Monday, December 12, 2005
Communities of practice
There is a webcast with a presentation by
Verna Allee on value creating network. The good thing is that it takes an hour, but you can click on subparts, and the whole webcast is on transcript as well (I ended up reading rather than listening). There are some really interesting parts related to communities of practice.
First she makes important distinctions between different social networks like information networks, affiliation networks, and purpose networks like knowledge networks and communities of practice; whereas social network analysis has not really made this distinction. She recalls an organisation where everyone was so excited about communities of practice that they started calling everything a CoP (hm very recognisable!). She distinguishes CoPs from knowledge networks since CoPs have a shared domain, a joint enterprise flowing from a joint understanding of the practice, which comes from within. So there is a whole educational process needed to make people understand the difference. She mentions that CoPs are very popular because it seems to build people's skills to survive in a networked society. A different set of skills than needed for survival in a hierarchical organisation.

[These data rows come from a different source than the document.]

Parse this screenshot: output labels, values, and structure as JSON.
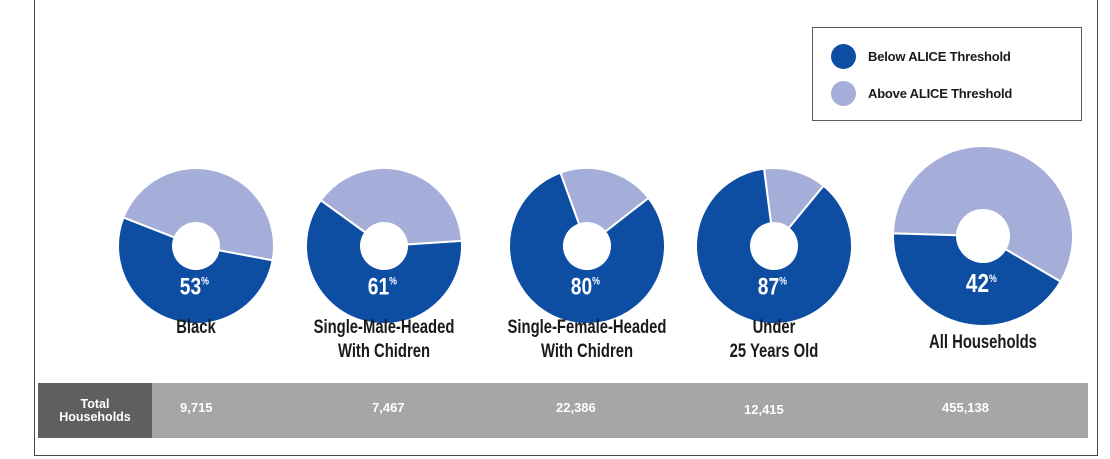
{
  "colors": {
    "below": "#0d4ea3",
    "above": "#a4aed8",
    "band": "#a6a6a6",
    "band_head": "#5f5f5f"
  },
  "legend": {
    "below_label": "Below ALICE Threshold",
    "above_label": "Above ALICE Threshold"
  },
  "chart_data": {
    "type": "pie",
    "variant": "donut",
    "series_names": [
      "Below ALICE Threshold",
      "Above ALICE Threshold"
    ],
    "categories": [
      {
        "label_lines": [
          "Black"
        ],
        "below_pct": 53,
        "above_pct": 47,
        "pct_label": "53",
        "total": "9,715"
      },
      {
        "label_lines": [
          "Single-Male-Headed",
          "With Chidren"
        ],
        "below_pct": 61,
        "above_pct": 39,
        "pct_label": "61",
        "total": "7,467"
      },
      {
        "label_lines": [
          "Single-Female-Headed",
          "With Chidren"
        ],
        "below_pct": 80,
        "above_pct": 20,
        "pct_label": "80",
        "total": "22,386"
      },
      {
        "label_lines": [
          "Under",
          "25 Years Old"
        ],
        "below_pct": 87,
        "above_pct": 13,
        "pct_label": "87",
        "total": "12,415"
      },
      {
        "label_lines": [
          "All Households"
        ],
        "below_pct": 42,
        "above_pct": 58,
        "pct_label": "42",
        "total": "455,138"
      }
    ],
    "pct_suffix": "%"
  },
  "table": {
    "row_header_line1": "Total",
    "row_header_line2": "Households"
  }
}
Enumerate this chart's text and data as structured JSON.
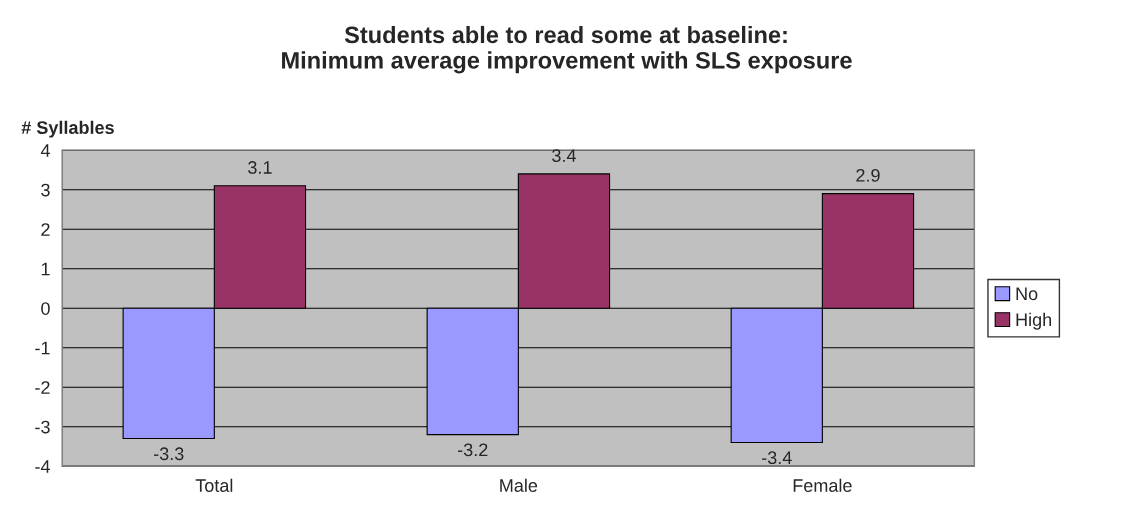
{
  "chart_data": {
    "type": "bar",
    "title": "Students able to read some at baseline:\nMinimum average improvement with SLS exposure",
    "ylabel": "# Syllables",
    "categories": [
      "Total",
      "Male",
      "Female"
    ],
    "series": [
      {
        "name": "No",
        "color": "#9999ff",
        "values": [
          -3.3,
          -3.2,
          -3.4
        ]
      },
      {
        "name": "High",
        "color": "#993366",
        "values": [
          3.1,
          3.4,
          2.9
        ]
      }
    ],
    "ylim": [
      -4,
      4
    ],
    "yticks": [
      -4,
      -3,
      -2,
      -1,
      0,
      1,
      2,
      3,
      4
    ],
    "grid": "y",
    "legend": "right",
    "data_labels": true
  }
}
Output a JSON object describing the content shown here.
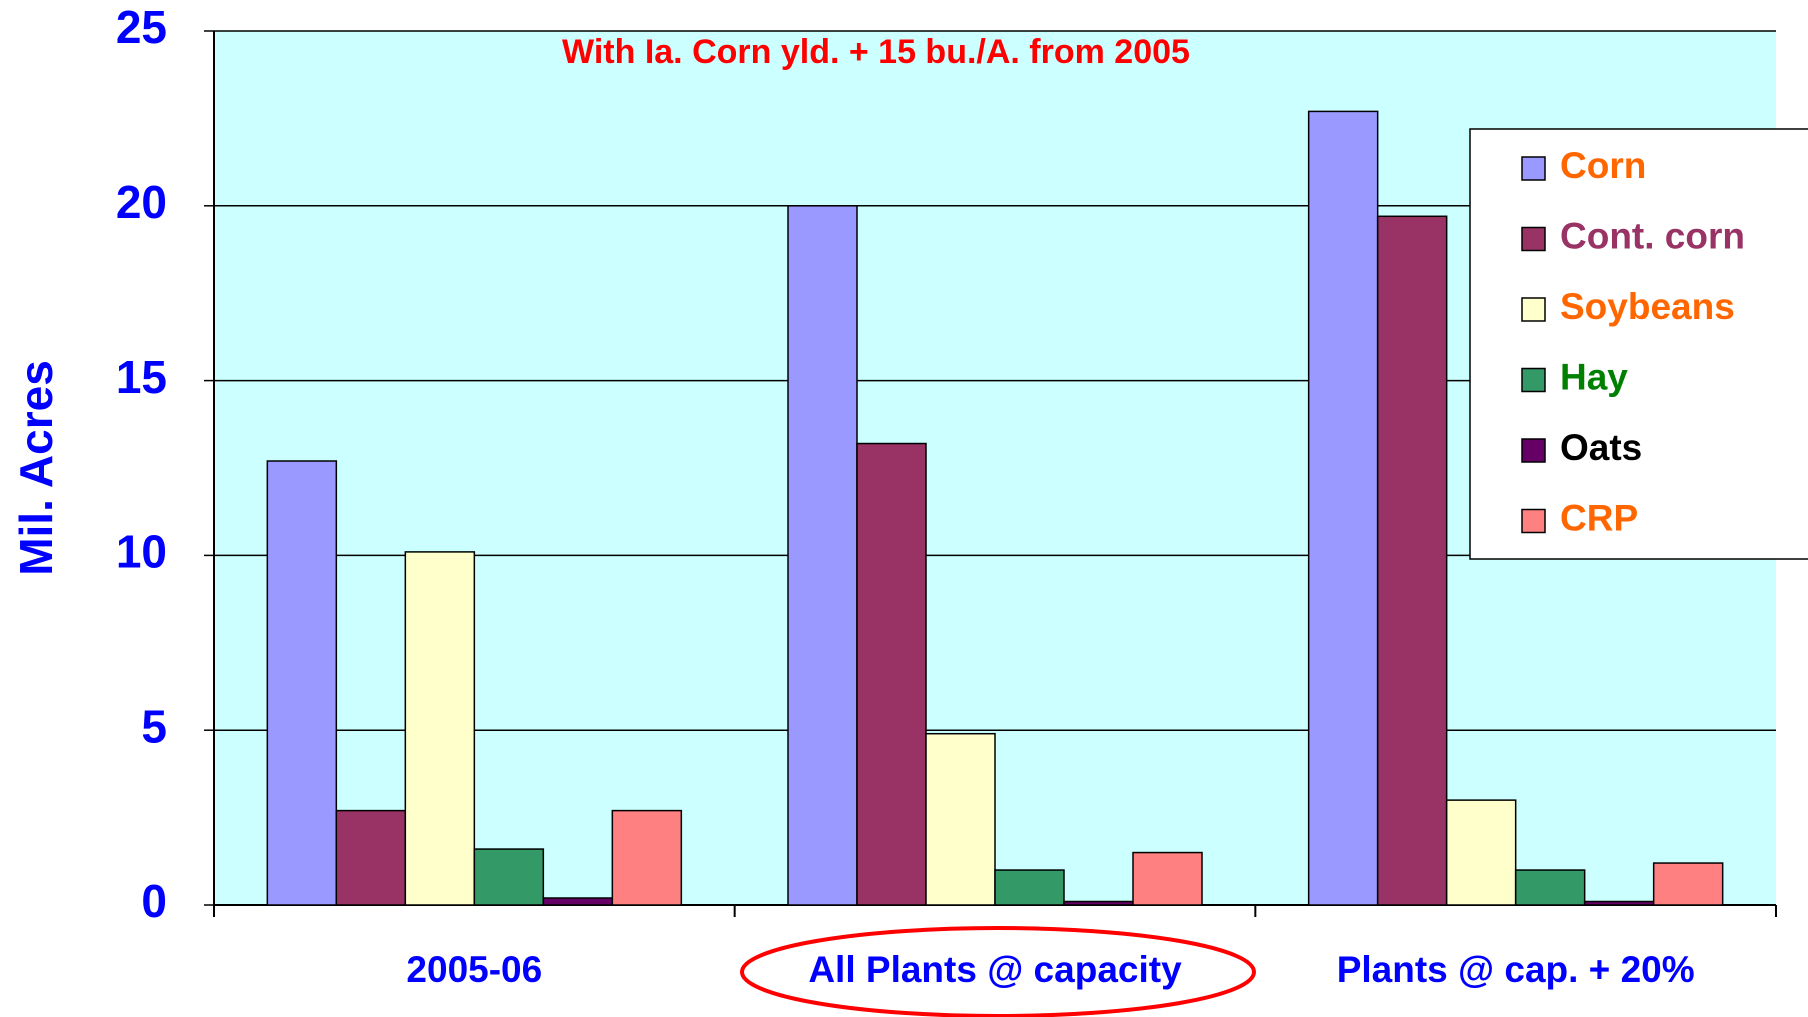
{
  "chart_data": {
    "type": "bar",
    "title": "With Ia. Corn yld. + 15 bu./A. from 2005",
    "y_label": "Mil. Acres",
    "categories": [
      "2005-06",
      "All Plants @ capacity",
      "Plants @ cap. + 20%"
    ],
    "series": [
      {
        "name": "Corn",
        "color": "#9999ff",
        "label_color": "#ff6600",
        "values": [
          12.7,
          20.0,
          22.7
        ]
      },
      {
        "name": "Cont. corn",
        "color": "#993366",
        "label_color": "#993366",
        "values": [
          2.7,
          13.2,
          19.7
        ]
      },
      {
        "name": "Soybeans",
        "color": "#ffffcc",
        "label_color": "#ff6600",
        "values": [
          10.1,
          4.9,
          3.0
        ]
      },
      {
        "name": "Hay",
        "color": "#339966",
        "label_color": "#008000",
        "values": [
          1.6,
          1.0,
          1.0
        ]
      },
      {
        "name": "Oats",
        "color": "#660066",
        "label_color": "#000000",
        "values": [
          0.2,
          0.1,
          0.1
        ]
      },
      {
        "name": "CRP",
        "color": "#ff8080",
        "label_color": "#ff6600",
        "values": [
          2.7,
          1.5,
          1.2
        ]
      }
    ],
    "ylim": [
      0,
      25
    ],
    "yticks": [
      0,
      5,
      10,
      15,
      20,
      25
    ],
    "grid": true,
    "legend": "upper right",
    "plot_background": "#ccffff"
  }
}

I like the stricter definition, but if you apply it strictly, I wonder if multistakeholder networks would qualify for CoPs (because of a wide variety of practices and maybe very uneven practices) or are more often knowledge networks (and then what are the different implications for supporting or structuring it?). So far I tried to avoid looking at the name but rather whether CoP theory could help in any way to understand what's going on in a network or CoP. (??)